Video games have been an escape from a terrible reality, and at the peak of this paradigm shift in the world, at the edge of our very hope, games like Outriders give people back a sense of power and agency that they feel has been missing from their lives for far too many months. Outriders is a joy to play, because it feels good to feel like you’re in control.
It feels amazing to be an invincible god who bends time and bullets, smacking down horrific alien monsters and growing in power. Of course you can fine-tune the game to actually give you a run for your money, with the World Tiers system being a neat method for accruing a gross level of grime and finger sweat on your console controllers.

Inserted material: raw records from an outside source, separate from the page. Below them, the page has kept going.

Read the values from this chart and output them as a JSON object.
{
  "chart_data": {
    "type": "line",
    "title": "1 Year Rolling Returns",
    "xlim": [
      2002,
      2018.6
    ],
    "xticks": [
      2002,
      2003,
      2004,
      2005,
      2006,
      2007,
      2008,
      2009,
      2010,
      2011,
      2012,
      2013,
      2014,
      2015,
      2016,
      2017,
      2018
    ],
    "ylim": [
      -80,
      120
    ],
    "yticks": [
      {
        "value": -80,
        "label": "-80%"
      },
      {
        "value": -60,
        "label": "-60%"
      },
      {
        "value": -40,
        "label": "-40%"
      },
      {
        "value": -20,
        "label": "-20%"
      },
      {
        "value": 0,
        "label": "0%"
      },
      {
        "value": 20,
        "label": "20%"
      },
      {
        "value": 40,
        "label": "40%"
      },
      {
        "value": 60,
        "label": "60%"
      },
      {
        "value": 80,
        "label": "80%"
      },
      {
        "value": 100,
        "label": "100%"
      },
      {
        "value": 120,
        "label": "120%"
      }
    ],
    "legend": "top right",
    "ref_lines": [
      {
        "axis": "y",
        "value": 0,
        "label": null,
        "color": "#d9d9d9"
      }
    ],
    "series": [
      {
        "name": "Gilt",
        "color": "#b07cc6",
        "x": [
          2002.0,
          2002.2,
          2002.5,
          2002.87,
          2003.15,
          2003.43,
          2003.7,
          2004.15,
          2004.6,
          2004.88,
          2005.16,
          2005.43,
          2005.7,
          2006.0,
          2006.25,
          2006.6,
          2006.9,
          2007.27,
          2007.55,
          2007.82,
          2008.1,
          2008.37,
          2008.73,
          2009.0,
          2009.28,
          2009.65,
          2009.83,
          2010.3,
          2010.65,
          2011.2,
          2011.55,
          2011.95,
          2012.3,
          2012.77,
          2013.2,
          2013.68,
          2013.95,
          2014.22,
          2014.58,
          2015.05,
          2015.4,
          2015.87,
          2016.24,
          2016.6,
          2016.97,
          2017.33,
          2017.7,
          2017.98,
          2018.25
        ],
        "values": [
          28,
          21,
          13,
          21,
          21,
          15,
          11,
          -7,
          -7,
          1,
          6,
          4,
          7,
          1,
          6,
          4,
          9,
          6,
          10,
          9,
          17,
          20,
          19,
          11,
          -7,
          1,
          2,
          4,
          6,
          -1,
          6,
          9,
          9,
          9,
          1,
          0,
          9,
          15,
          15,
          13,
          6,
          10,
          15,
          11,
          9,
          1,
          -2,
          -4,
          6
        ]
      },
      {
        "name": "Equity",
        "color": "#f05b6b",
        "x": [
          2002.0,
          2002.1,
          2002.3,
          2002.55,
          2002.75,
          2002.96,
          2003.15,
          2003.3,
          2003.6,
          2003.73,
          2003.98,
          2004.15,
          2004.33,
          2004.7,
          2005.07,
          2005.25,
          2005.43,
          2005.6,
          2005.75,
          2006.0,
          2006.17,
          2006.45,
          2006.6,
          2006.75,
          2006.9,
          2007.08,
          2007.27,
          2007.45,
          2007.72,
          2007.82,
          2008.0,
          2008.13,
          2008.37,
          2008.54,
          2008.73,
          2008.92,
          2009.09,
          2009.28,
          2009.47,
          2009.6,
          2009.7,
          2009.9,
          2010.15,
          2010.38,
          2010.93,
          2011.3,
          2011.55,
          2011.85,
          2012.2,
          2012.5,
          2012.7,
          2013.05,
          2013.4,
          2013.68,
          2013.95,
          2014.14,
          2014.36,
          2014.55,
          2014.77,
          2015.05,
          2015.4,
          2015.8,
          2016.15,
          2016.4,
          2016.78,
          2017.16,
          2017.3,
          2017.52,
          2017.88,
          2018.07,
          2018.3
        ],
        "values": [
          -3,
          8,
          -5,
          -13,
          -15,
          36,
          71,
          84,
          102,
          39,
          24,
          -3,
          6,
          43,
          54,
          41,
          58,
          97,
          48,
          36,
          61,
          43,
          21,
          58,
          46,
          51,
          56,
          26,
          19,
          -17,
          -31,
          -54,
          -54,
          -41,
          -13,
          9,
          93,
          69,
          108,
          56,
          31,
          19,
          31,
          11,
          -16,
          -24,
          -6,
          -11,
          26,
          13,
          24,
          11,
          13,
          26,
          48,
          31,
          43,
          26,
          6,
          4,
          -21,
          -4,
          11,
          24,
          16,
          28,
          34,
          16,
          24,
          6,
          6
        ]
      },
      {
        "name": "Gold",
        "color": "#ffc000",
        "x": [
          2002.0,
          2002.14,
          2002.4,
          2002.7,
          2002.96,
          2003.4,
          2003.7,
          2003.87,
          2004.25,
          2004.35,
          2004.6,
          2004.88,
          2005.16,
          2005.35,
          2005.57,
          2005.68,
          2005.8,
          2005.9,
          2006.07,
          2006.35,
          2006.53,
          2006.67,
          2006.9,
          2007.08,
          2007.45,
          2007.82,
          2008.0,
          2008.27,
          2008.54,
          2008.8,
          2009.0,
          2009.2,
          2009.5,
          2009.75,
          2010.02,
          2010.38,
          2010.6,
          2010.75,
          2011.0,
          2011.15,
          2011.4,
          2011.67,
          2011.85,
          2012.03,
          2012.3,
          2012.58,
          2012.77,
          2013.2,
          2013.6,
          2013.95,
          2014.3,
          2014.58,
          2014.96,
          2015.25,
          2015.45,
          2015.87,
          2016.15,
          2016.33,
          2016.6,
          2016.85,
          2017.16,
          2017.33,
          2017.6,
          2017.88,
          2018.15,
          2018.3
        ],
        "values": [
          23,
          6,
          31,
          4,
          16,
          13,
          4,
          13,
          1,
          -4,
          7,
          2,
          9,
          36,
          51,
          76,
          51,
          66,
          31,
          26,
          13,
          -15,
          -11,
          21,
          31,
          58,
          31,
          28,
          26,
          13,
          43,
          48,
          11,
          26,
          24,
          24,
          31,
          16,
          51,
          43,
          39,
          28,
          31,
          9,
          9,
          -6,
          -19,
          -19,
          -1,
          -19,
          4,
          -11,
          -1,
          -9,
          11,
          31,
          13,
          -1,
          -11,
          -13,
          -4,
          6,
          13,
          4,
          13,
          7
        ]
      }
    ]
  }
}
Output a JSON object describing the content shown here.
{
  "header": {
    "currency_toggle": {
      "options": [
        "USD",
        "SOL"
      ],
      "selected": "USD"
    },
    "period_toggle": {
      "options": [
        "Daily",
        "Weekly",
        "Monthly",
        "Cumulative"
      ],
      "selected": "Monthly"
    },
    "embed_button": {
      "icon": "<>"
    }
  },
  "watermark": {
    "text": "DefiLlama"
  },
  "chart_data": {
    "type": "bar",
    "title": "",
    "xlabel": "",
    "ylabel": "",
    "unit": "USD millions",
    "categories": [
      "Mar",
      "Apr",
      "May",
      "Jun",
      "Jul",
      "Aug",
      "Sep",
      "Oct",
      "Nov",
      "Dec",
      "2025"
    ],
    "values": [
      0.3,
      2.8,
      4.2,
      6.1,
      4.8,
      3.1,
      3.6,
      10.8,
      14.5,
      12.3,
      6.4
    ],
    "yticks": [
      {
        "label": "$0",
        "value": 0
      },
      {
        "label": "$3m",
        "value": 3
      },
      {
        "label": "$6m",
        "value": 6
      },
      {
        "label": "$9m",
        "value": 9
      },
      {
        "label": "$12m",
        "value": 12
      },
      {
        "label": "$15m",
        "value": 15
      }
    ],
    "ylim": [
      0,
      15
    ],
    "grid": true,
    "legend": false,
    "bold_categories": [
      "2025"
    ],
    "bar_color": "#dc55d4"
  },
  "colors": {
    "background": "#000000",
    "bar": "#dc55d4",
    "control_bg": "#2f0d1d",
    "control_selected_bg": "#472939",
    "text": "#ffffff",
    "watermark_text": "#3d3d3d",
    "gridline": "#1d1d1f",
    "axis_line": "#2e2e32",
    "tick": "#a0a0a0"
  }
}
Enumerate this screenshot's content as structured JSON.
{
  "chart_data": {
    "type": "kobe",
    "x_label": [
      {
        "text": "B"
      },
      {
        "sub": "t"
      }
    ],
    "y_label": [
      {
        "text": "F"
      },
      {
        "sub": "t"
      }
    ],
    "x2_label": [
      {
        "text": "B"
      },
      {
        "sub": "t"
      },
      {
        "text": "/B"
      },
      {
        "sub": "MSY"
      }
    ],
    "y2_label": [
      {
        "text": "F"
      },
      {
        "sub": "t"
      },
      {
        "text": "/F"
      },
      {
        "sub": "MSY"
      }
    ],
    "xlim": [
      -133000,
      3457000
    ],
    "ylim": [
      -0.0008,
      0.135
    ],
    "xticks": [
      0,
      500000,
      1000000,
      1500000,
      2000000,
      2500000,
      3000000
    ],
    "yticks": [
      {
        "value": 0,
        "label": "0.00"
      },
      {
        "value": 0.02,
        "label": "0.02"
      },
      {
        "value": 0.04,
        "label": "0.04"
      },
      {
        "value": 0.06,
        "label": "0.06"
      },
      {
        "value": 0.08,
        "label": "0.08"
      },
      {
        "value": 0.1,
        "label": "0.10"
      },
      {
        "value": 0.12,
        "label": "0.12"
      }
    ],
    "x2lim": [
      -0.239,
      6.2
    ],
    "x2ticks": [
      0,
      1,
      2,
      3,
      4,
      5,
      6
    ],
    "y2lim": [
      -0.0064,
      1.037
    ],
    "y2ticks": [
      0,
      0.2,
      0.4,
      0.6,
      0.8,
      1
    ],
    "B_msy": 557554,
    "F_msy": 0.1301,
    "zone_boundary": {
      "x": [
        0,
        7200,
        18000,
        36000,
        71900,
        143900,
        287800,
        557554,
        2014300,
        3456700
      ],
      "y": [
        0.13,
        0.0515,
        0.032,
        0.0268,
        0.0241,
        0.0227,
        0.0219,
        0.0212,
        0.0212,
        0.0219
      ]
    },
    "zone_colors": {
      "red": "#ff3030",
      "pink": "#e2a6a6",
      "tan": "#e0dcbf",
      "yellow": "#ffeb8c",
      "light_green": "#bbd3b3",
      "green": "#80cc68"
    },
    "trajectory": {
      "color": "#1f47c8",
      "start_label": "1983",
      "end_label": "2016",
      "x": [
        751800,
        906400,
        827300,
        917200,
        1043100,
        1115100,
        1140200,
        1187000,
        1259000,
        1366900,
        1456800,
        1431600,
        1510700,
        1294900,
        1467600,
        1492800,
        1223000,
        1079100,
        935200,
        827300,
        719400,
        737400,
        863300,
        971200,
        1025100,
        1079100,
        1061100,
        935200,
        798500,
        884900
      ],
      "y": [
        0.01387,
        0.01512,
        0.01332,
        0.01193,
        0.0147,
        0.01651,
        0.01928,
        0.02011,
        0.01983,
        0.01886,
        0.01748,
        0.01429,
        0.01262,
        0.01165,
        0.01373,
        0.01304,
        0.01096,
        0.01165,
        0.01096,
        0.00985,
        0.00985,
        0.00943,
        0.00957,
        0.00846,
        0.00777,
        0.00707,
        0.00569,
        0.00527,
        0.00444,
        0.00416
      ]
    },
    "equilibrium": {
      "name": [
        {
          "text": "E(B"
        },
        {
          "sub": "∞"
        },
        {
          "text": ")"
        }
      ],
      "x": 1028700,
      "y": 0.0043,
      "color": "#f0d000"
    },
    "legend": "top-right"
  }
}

There is admittedly less endgame than golden path content, and the game only finds its footing once you start tinkering around with more exotic gear to complement your various abilities, but there’s no denying that Outriders is a slick and action-packed experience that nails the idea of being a gun-toting god facing off against alien abominations and humanity’s worst specimens.
At the time of writing though, Outriders seems to have stability issues for its co-op experience. While the idea of drop-in and drop-out multiplayer with friends is solid, in practise it has been an exercise in frustration with numerous disconnects and lag issues. When it does work, seldomly, it’s an absolute blast to see how the four disciplines mesh with each other. Tricksters and Devastators soak up enemy aggro, Technomancers offer aid with their various gadgets, and Pyromancers are actually useful in-betweeners who weaken enemies with flash-fire attacks that leave them ripe for the kill.
Those current teething problems are set to be fixed in an upcoming patch, but for now Outriders shines best as a solo video game. It may sound odd for a retro-inspired game to only harken back to an experience from a mere decade ago, but People Can Fly’s latest effort is the right amount of power, fun, and attitude at the right time.